Para o produto LIVRO há compra de 04 passagens aéreas com 02 ocorrências. O item 04 se refere à 04 pessoas: os 02 pesquisadores, 01 fotógrafo e 01 produtor. As 02 ocorrências se referem a ida e volta. Para o produto CURSO há compra de 07 passagens aéreas e 02 ocorrências. O item 07 se refere à 07 pessoas: 01 coordenador pedagógico, 03 oficineiros, 02 produtores, 01 fotógrafo. As 02 ocorrências se referem a ida e volta. Os demais profissionais envolvidos no projeto, ou trabalharão online durante a execução do projeto, ou serão contratados nas cidades contempladas.
Livro Saberes Manuais Número de páginas: 120 páginas de miolo Formato fechado: 16x23cm Capa: capa dura 4x4 cores (colorido) com folha de guarda 4x4 cores em offset 120g Miolo: papel couché fosco 150g hi-kote Asia Pulp & Paper, 4x4 cores (colorido) Acabamento: colado e costurado com laminação fosca Tiragem: 1.000 exemplares (500 por cidade) Projeto pedagógico das oficinas Saberes Manuais Duração da oficina: 24h/aula O projeto pedagógico será construído com a mulher selecionada na cidade, mas a oficina será dividida em momento teórico, onde será abordada a matéria-prima que será trabalhada, bem como sua extração e manipulação. A oficina contará com o momento prático, que é a manipulação dessa matéria-prima, tornando-a um objeto de uso ou consumo humano. Todos os momentos contarão com material didático, uma apostila com textos e ilustrações dos passos a serem seguidos pela artesã Projeto pedagógico da oficina de empreendedorismo criativo Duração da oficina: 6h/aula A oficina irá abordar dois aspectos. Sobre o empreendedorismo feminino serão abordados: características do comportamento empreendedor; mulheres empreendedoras e suas histórias; o empreendedorismo na mulher, perfil da empreendedora, levantamento de oportunidade para empreender, usando as redes sociais para empreender e elaboração de um plano de ação básico. Sobre educação financeira será discutido: o que é essencial e supérfluo nos gastos, qual a porta de saída das dívidas, mudanças de hábitos e planejamento financeiro. Sobre a oficina de combate à desinformação: Duração da oficina: 4h/aula Conteúdo programático: Trata-se de proposta para realização de workshop voltado a mulheres sobre características da desinformação e do discurso de ódio nas redes sociais digitais, apresentando ferramentas para prevenção e combate a campanhas de desinformação e ataques digitais, tais como técnicas de checagem e verificação de fatos (fact-checking), medidas de segurança digital e articulação de redes de apoio em plataformas de rede social. A oficina será composta de um módulo expositivo e dialogal, onde as participantes serão convidadas para uma roda de discussão sobre dores e necessidades em suas experiências com desinformação e discurso de ódio nas redes digitais; e um módulo prático, onde as participantes irão aprender sobre verificação e medidas de segurança digital.

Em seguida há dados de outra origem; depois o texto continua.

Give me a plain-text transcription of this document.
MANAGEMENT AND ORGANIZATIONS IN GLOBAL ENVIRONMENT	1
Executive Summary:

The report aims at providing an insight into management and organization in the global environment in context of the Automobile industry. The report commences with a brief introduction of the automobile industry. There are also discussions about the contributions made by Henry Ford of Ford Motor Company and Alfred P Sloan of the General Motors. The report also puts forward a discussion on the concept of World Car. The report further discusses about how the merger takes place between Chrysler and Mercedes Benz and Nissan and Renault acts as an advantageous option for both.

Para o livro: Acessibilidade para pessoas com deficiência física: Não se faz necessária, uma vez que o acesso ao item se dará através da leitura. Acessibilidade para pessoas com deficiência visual: Será produzida uma versão em audiolivro da obra literária. Acessibilidade para pessoas com deficiência auditiva: Não se faz necessária, uma vez que o acesso ao item se dará através da leitura. Acessibilidade para pessoas com deficiências intelectuais: O livro será trabalhado com uma linguagem facilitada, de modo que possa ser lido por qualquer público. Além disso, ele contará com imagens e registros das pesquisar realizadas, o que facilitará o entendimento do material acessado. Para as oficinas: Acessibilidade física: Serão escolhidos locais amplos, com portas de largura suficiente para receber cadeirantes, de preferência em andares térreos ou em locais que possuírem elevadores ou rampas de acesso, conforme necessidade identificada. Acessibilidade para deficiência auditiva: Há a previsão de contratação de profissional que fará a tradução em libras caso exista algum participante da oficina com deficiência auditiva. Acessibilidade para pessoas com deficiência visual: Serão contratados monitores para acompanhamento das atividades, conforme necessidade identificada. Acessibilidade para pessoas com deficiências intelectuais: Serão contratados monitores para acompanhamento das atividades, conforme necessidade identificada. Os custos de acessibilidade previstos estão considerados na rubrica de custos de divulgação, conforme sugerido em IN.
No intuito de alinhar o projeto no que prevê a IN 23, para atender ao citado no Art. 46, o projeto prevê III - mínimo de 10% (dez por cento) para distribuição gratuita com caráter social ou educativo, incluindo professores de instituição públicas de ensino; e Art. 47: III - disponibilizar, na internet, registros audiovisuais dos espetáculos, das exposições, das atividades de ensino, e de outros eventos referentes ao produto principal, acompanhado com libras e audiodescrição. Os custos de acessibilidade previstos estão considerados na rubrica de custos de divulgação, conforme sugerido em IN.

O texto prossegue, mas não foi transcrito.